Jesús podía estar familiarizado con estas narraciones de la época, pero la
parábola del evangelio tiene muchos elementos propios.
La
segunda parte de la parábola "El
rico insistió: Te ruego, entonces, padre, que mandes a Lázaro a casa de mi
padre...", nos orienta hacia la perspectiva de las condiciones de la
espera escatológica y corrige singularmente el concepto demasiado sociológico y
demasiado materialista de la primera parte. Aquí, en efecto, no son ya la
riqueza y la pobreza las que reciben un premio, sino la irreligión y el egoísmo
los que oscurecen el corazón de los hombres hasta el punto de no poder leer los
signos que Dios le ofrece, incluso a través de los milagros. Los hombres
irreligiosos viven en un egoísmo que les cierra a priori a todas las anticipaciones
de Dios; en este punto se encuentran a ras de tierra de forma que no pueden en
absoluto ver el menor signo de Dios en los acontecimientos. Para ellos la
muerte pone fin a la existencia (v. 28); ni siquiera les convencerá una prueba
de la resurrección de los cuerpos porque han perdido el hábito de ver los
signos de la supervivencia en su vida misma. La exigencia de signos no es más
que un falso pretexto: el hombre no es salvado más que por la audición de la
Palabra ("Moisés y los profetas") y por la vigilancia, no por las
apariciones y los milagros.
El
centro del relato es el destino de los cinco hermanos del rico. ¿Cómo hacer que
se conviertan? La conversión no es fruto de milagros espectaculares, sino de
escuchar a Moisés y a los profetas (Cf.Rm 10,17). Este camino no es imposible
(Dt 30,11-14). La alusión a un resucitado de entre los muertos se refiere a la
muerte y a la resurrección de Cristo, y es una advertencia a los que aun se
comportan despreocupadamente como los cinco hermanos del rico.
Para nuestra vida
Las
lecturas de hoy denuncian la desigualdad
y el injusto reparto de las riquezas que es mayor cada día. A la luz del texto
del profeta Amós y de la parábola del rico Epulón y el pobre Lázaro , debemos
hacer nosotros, hoy, en este domingo, un examen de conciencia sincero y
comprometido.
Así leemos en la primera lectura:
" Esto dice el Señor omnipotente:
¡Ay de aquellos que se sienten seguros en Sión… se acuestan en lechos de
marfil, se arrellanan en sus divanes…, pero no se conmueven para nada por la
ruina de la casa de José". Las palabras de profeta Amós, pastor de
Tecoa, escritas unos quinientos años antes de Cristo, nos mandan a nosotros el
mismo mensaje que nos dará la parábola
de Cristo a los fariseos sobre el rico Epulón y el pobre Lázaro.
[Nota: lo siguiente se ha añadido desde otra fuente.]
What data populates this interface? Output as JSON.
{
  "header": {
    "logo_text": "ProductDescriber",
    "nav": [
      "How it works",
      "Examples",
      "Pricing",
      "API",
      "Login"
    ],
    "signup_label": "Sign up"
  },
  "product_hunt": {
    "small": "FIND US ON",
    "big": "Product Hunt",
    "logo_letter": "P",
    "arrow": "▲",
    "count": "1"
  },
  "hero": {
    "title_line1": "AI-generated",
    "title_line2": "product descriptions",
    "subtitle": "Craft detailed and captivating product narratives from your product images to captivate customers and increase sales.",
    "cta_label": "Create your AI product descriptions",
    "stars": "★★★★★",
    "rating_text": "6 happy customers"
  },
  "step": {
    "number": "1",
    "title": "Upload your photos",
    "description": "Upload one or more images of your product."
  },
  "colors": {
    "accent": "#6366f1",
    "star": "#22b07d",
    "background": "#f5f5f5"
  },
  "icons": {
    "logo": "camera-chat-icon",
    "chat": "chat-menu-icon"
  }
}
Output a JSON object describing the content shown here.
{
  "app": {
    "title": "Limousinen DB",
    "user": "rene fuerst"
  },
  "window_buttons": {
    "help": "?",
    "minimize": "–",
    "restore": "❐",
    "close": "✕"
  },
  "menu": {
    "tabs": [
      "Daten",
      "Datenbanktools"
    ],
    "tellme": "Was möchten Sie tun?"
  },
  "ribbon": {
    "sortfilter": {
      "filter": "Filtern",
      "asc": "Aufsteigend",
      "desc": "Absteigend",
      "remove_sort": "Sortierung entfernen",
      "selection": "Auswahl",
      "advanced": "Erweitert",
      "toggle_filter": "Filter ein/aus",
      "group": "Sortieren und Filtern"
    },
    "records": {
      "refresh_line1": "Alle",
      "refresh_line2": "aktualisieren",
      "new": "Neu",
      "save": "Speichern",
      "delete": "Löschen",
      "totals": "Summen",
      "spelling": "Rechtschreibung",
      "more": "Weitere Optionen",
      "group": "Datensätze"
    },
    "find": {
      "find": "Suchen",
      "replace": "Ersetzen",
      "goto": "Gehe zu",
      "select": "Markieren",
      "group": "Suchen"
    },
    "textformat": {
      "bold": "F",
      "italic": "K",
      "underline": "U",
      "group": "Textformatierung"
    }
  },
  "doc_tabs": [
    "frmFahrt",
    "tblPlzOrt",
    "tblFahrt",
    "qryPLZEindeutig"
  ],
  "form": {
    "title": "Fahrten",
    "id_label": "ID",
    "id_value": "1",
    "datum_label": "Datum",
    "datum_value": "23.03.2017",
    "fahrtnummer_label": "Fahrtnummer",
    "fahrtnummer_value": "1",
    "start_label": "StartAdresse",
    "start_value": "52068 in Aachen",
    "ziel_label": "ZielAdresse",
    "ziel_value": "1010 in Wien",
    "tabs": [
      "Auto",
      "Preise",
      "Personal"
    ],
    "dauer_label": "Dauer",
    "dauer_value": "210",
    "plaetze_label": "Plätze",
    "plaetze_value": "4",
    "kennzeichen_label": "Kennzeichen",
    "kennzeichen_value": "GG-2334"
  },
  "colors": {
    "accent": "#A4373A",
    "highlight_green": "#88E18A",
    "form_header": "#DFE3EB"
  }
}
Hoy día, más
de dos mil años después de Cristo podríamos repetirlas nosotros con un lenguaje
distinto, pero con el mismo contenido y mensaje. La sociedad actual sigue
poniendo el dinero y la buena vida por encima de todo lo demás.
La palabra de Amós sigue sonando con gran
actualidad. Hoy su protesta es contra los que confiaban en Dios, pensando
tenerlo propicio por el sólo hecho de que su templo estuviera sobre el monte
Sión en Jerusalén, o sobre el monte Garizim, en Samaria. Se fiaban de sus
prácticas religiosas, creyendo que dando culto a Dios ya se podía faltar,
impunemente, a los más sagrados deberes de justicia y de caridad.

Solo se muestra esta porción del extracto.